Jesus jolted people awake. He wanted them to see with eyes that could really see and hear with ears that could really hear. He wanted them to start living authentically, uncontaminated by years of conventional conditioning. He wanted people to realize who they really were as human beings. That was also what got him in trouble with both the governmental and religious leaders of his day. They benefited from people going along, not seeing things clearly and definitely not rocking the boat.
An example of our own government leaders swallowing a camel while straining out a gnat, is the story in the NY Times this week. Federal appellate judges in San Francisco ruled that, a terminally ill woman using marijuana “…was not immune to the federal prosecution simply because of her condition…” She has an inoperable brain tumor and a battery of other serious ailments. But, she lives in California where the medical use of marijuana is legal. Her doctor recommended the medical use of marijuana. The judges sympathized with Ms. Raich’s plight. They even admitted that they had seen ‘uncontroverted evidence’ that she needed marijuana to survive. Her problem was that she lacked the legal grounds to exempt herself from federal law. Therefore, she has no right to medical marijuana use. (03-15-07by Jesse McKinley)

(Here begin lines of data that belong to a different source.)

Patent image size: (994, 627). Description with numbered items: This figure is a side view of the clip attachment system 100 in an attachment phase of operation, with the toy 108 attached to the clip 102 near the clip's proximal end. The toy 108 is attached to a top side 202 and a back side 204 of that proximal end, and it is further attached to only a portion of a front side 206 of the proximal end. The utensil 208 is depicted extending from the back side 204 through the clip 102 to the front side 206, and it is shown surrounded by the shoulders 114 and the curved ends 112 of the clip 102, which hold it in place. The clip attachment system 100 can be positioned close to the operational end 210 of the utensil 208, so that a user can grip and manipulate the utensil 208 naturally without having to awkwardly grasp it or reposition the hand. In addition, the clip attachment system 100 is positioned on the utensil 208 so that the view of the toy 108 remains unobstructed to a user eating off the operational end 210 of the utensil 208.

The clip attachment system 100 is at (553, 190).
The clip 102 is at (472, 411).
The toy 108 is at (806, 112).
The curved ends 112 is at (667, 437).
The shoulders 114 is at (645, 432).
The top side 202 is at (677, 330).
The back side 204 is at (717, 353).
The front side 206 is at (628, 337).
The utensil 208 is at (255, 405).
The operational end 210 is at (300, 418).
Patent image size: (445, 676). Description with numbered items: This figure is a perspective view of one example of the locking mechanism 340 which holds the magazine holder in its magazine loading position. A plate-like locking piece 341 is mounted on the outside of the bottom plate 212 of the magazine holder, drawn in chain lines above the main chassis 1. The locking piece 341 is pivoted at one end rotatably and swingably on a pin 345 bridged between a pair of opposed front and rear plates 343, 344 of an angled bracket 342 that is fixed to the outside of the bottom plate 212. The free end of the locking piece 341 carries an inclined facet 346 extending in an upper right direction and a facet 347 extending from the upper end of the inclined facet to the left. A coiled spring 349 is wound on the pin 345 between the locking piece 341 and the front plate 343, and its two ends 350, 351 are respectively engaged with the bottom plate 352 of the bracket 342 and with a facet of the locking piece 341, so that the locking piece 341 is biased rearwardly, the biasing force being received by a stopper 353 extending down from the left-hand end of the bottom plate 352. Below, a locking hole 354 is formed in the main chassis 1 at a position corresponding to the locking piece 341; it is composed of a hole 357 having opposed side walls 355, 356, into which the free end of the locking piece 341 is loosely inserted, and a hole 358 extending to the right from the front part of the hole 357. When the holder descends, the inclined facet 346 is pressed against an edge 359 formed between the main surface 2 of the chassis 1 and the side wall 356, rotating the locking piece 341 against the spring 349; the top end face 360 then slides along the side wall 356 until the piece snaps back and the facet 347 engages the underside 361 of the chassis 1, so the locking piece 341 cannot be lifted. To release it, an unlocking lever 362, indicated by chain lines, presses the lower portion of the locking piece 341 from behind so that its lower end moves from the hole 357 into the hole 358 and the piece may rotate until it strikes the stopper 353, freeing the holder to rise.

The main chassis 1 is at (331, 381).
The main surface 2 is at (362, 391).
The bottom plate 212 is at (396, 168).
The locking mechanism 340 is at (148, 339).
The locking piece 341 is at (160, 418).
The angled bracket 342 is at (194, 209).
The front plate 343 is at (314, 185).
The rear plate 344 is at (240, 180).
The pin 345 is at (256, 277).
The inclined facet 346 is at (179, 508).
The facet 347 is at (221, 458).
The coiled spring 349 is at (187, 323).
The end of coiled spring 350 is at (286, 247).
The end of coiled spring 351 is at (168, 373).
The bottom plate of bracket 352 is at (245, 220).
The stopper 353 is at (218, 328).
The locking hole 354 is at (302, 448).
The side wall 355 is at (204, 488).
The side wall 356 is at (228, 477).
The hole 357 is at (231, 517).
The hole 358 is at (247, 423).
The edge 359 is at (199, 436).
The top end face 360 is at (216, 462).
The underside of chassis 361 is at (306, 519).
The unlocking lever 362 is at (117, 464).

I would call that straining out the gnat of legal “federal” policy while swallowing the camel of inhuman stupidity. There are those who want to protect the sanctity of marriage by opposing same sex marriage. To me it seems like they are going after the gnat of conventional tradition while swallowing the camel of oppression and inequality. Many examples of contemporary ways that we strain out a gnat and swallow a camel exist. I am sure that you can think of many other examples.
Jesus used his one-liners to say: “Stop right there. I invite you to open your eyes, open your ears, open you minds, open your hearts to what is really important in life. Off with the blinders of the status quo of always doing it that way, just because, and on with moral glasses of compassion and grace.”
Jesus taught wisdom inviting people to set out on a path of transformation. That path lead away from a life of requirements and constantly measuring up to some second hand set of rules handed down from one generation to another. He did not specify whether it was culture, religion or even if it was said that God had set down the rules. The wisdom Jesus preached invited people to set out on a path that led to a life lived in dynamic relationship with God. We might prefer to translate the word God into a word or phrase that better captures our personal sense of the mysterious spirit of life and compassion.
The alternate wisdom taught by Jesus was meant to lead people from a life of anxiety to a life of peace and trust. Life is much more important than food, and the body much more important than clothes. Even today, we lead lives that are too often in bondage to our self-preoccupation and conventional conformity. What should I do? What should I wear? What should I say? What if people think I am weird or a loser?
Jesus taught an alternative way, a way less traveled, based on grace and compassion, not judgment and punishment. The God of Jesus’ alternative wisdom is the spirit of radical compassion and acceptance. It is important to remember the word in Hebrew Scripture most often translated as compassion is a derivative of the word meaning womb. The spirit of divine compassion is based on the imagery of a woman feeling compassion for the children of her womb.
The second part of this alternative wisdom taught by Jesus is that everyone is invited to join in an intimate and ongoing relationship with this gracious and compassionate spirit of life. Jesus’ theology is relational and based on compassion not judgment and punishment. The spirit of divine compassion, based on the imagery of a woman feeling compassion for the children of her womb, this is the less traveled way. I invite you to take this less traveled path, the path that follows the spirit of compassion for all of creation.